Dans sa diatribe, Montezemolo ouvre les portes aux investisseurs étrangers, brisant le tabou du monopole du groupe FIAT : « Nous devons attirer les investisseurs : d'Europe, d'Amérique et aussi de Chine. Nous ne pouvons pas laisser mourir toutes ces entreprises de composants automobiles qui ont fait avancer le pays. », adoubant in fine la stratégie menée par le gouvernement de Giorgia Meloni, qui cherche depuis plusieurs mois à attirer de nouveaux investisseurs, chinois en particulier, pour relancer la production dans la péninsule. Stellantis est en discussion depuis des mois avec le gouvernement italien pour mettre en œuvre un plan visant à augmenter la production du pays à un million de véhicules d'ici la fin de la décennie, mais jusqu'à présent aucun accord n'a été trouvé.
Pendant ce temps, Rome a entamé des négociations avec les constructeurs automobiles chinois, tandis que Stellantis, de son côté, lance en Europe la marque chinoise Leapmotor…C’est aussi dans ce contexte que le ministre du made in Italy, Adolfo Urso, a fait passer un décret qui permettrait à l’état de reprendre la propriété intellectuelle de marques « tombées dans les limbes » afin de les ressusciter. La rumeur évoque ainsi les noms de Innocenti et Autobianchi, détenus actuellement par Stellantis. Un futur bras de fer juridique en perspective ?

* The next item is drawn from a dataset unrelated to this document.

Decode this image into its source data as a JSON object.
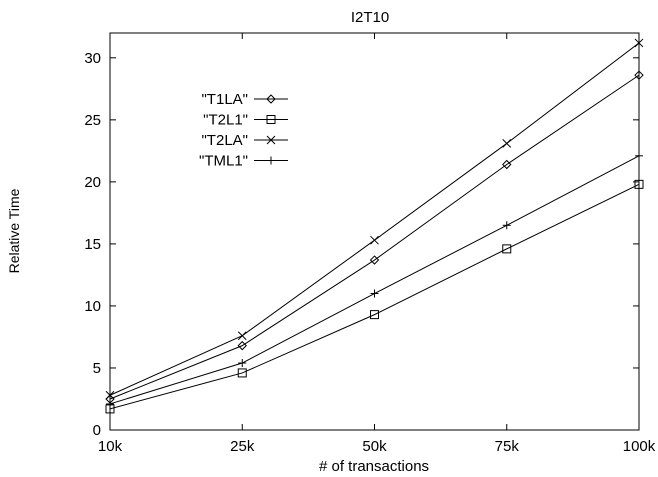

La situation, écrasante dans toute la chaîne d'approvisionnement automobile, a incité les syndicats Fiom, Uilm et Fim à annoncer la mobilisation unitaire. La mobilisation ne vise pas seulement l'entreprise, invitée à un « changement de stratégie » et à la « responsabilité sociale », mais aussi le gouvernement, avec la demande d'une intervention directe du Premier ministre Giorgia Meloni, considérée comme « indispensable compte tenu de la gravité et de l'immensité de ce qui se passe dans le secteur automobile ».
Une crise plus large, et l'Allemagne inquiète
La crise est évidemment plus globale et dépasse les frontières Italie. Les dernières données européennes faisaient état d’une chute globale de 16,5% et même 44% pour l’électrique. Volkswagen envisage de supprimer des milliers d'emplois et de procéder aux premières fermetures de ses usines européennes de son histoire. Aujourd'hui, même Mercedes, après BMW et Volkswagen, réduit ses estimations pour 2024, principalement en raison de la détérioration rapide du marché en Chine, le plus important pour les constructeurs allemands. Ici, les livraisons de Mercedes ont chuté de 13 %. Les rappels se multiplient, grevant les bilans comptables, et les équipementiers tombent comme des mouches (Recaro, BBS, etc) ou alors annoncent des compressions de personnel et des licenciements, comme Bosch, Valeo et, dernier en date, ZF.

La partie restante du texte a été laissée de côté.